Summary
Recently, Zimmerman et al.,1 highlighted the importance of accounting for the dependence between cells from the same individual when conducting differential expression analysis on single-cell RNA-sequencing data. Their work proved the inadequacy of pseudoreplication approaches for such analysis – This was an important step forward that was conclusively proven by them. A hierarchical single-cell expression simulation approach (hierarchicell) was developed by Zimmerman et al.,1 to generate non-differentially expressed genes upon which performance was evaluated using the type 1 error rate; the proportion of non-differentially expressed genes indicated as differentially expressed by a model. However, evaluating such models on their type 1 or type 2 error rate in isolation is insufficient to determine their true performance – for example, a method with low type 1 error may have a high type 2 error rate. Moreover, because no seed was set for the pseudo-random number generator used in hierarchicell, the different methods evaluated by Zimmerman et al. were done so on different simulated datasets. Here, we corrected these issues, reran the author’s analysis and found pseudobulk methods outperformed mixed models.

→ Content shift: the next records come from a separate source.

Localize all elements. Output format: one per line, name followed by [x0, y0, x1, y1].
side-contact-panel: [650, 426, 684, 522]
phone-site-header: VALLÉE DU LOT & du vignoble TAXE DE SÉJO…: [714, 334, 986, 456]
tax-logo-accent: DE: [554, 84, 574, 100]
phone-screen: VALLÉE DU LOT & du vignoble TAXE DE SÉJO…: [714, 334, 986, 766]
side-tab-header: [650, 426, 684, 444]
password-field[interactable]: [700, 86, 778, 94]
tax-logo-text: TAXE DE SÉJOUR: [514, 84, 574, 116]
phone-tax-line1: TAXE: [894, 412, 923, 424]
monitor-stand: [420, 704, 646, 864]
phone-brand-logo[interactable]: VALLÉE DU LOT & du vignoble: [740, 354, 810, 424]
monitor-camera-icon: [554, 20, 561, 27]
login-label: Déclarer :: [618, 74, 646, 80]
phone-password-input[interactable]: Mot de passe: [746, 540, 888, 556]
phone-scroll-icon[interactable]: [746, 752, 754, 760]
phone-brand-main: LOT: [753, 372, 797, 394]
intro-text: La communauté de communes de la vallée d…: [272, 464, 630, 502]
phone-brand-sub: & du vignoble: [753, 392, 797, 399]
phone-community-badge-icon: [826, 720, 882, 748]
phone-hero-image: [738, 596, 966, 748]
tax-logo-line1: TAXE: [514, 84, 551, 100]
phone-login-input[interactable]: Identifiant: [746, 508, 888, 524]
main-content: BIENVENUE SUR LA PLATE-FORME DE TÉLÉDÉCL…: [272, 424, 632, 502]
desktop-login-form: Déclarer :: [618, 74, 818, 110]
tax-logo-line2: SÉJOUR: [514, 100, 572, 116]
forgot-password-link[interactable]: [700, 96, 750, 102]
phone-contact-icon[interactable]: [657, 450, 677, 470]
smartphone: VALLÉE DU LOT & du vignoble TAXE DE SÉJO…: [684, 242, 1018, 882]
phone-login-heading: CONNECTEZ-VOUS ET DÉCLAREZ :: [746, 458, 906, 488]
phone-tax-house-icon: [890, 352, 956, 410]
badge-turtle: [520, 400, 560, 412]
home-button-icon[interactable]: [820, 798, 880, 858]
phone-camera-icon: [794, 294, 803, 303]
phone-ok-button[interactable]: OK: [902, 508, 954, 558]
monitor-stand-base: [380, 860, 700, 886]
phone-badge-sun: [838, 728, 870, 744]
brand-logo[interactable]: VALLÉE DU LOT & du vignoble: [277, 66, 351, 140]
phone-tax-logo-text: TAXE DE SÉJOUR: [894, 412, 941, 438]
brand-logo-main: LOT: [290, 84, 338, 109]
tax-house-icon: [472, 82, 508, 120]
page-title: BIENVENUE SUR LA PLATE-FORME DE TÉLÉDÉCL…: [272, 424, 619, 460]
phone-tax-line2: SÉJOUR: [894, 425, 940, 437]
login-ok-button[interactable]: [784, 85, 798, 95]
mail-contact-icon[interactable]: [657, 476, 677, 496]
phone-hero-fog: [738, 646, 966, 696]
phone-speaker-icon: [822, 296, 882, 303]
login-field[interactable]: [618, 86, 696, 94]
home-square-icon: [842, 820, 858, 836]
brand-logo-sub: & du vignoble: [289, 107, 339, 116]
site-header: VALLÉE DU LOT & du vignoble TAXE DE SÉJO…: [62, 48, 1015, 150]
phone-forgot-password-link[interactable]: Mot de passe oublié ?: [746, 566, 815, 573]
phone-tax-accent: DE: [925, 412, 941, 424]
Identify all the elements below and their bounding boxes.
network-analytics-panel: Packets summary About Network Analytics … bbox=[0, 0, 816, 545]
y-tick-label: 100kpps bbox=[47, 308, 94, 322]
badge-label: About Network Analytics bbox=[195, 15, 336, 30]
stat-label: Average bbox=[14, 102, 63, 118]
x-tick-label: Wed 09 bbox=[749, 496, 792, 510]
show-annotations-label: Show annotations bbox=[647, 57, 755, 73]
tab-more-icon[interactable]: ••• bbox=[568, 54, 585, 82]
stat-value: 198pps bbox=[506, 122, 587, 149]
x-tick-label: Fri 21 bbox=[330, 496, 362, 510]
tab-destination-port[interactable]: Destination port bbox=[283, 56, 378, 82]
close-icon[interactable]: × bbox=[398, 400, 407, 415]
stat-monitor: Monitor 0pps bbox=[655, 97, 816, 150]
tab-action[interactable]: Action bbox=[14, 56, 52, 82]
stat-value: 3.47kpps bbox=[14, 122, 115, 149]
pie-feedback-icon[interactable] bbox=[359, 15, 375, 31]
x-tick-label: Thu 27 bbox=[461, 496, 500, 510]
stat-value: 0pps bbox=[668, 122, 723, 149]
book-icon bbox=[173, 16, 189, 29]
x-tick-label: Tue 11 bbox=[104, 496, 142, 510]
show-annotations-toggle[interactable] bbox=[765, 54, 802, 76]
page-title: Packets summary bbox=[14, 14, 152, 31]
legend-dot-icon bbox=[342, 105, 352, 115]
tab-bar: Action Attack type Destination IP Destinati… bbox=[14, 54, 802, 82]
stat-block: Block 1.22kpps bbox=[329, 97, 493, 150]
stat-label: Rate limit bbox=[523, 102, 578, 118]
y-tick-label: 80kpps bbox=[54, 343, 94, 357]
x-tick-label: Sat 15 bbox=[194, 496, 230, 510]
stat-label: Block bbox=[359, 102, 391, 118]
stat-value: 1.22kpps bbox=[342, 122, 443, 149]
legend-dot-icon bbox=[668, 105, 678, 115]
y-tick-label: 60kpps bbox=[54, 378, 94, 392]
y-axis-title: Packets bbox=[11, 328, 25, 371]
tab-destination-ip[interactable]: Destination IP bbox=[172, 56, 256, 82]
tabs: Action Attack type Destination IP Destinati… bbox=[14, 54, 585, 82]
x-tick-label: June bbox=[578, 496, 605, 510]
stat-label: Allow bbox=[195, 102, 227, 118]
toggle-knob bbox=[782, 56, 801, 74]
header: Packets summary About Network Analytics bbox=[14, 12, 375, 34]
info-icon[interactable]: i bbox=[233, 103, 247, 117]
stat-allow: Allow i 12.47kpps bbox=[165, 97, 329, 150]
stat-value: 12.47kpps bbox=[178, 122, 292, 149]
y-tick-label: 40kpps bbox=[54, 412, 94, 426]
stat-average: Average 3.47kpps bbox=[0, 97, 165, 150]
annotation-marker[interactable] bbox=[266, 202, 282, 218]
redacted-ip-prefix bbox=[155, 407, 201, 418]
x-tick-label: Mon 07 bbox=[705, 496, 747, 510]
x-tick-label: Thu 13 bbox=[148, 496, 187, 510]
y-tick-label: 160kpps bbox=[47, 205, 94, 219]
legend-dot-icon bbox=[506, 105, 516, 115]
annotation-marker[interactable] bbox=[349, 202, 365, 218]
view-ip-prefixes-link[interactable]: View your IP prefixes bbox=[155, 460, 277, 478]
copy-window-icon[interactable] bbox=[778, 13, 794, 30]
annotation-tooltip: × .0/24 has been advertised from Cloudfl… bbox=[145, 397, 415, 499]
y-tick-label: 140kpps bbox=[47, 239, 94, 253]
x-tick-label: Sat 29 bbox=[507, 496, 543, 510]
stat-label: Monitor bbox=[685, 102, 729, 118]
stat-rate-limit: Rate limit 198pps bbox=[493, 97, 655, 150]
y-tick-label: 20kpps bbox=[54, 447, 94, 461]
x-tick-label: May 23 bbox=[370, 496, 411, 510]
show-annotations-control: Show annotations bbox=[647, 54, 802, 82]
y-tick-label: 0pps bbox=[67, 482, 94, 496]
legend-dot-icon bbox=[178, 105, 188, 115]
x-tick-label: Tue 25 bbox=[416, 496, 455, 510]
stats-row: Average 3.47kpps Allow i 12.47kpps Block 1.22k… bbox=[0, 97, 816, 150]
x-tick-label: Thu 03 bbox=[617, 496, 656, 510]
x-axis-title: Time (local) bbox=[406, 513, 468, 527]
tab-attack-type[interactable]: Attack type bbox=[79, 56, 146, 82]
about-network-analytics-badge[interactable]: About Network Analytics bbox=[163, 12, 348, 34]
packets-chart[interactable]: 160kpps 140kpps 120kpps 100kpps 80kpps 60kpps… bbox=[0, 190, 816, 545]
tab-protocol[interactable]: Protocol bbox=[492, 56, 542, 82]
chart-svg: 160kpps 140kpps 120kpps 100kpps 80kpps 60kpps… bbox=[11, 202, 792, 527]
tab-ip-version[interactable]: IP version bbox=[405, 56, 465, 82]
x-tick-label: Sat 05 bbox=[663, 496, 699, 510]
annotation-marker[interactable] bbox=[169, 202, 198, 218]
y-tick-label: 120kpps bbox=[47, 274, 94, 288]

Contact Alan Murphy: a.murphy{at}imperial.ac.uk, Nathan Skene: n.skene{at}imperial.ac.uk
Code availability The modified version of hierarchicell which returns all error metrics, uses the same simulated data across approaches and has checkpointing capabilities (if runs are aborted or crashed) is available at: https://github.com/neurogenomics/hierarchicell.
The benchmarking script along with the results are available at: https://github.com/Al-Murphy/reanalysis_scRNA_seq_benchmark.
Competing Interest Statement
The authors have declared no competing interest.
Footnotes
Arising From: Zimmerman, K. D., Espeland, M. A. & Langefeld, C. D. Nature Communications (2021). https://doi.org/10.1038/s41467-021-21038-1
It is known that pseudobulk approaches have mis-calibrated confidence intervals leading to lower than expected type 1 error rates. Thus we added ROC analyses to compare the approaches' sensitivity (1 minus type 2 error) at a consistent type 1 error rate to account for this. Pseudobulk approaches still outperformed all other methods, showing their lower type 1 error rate does not result in higher type 2 error rates.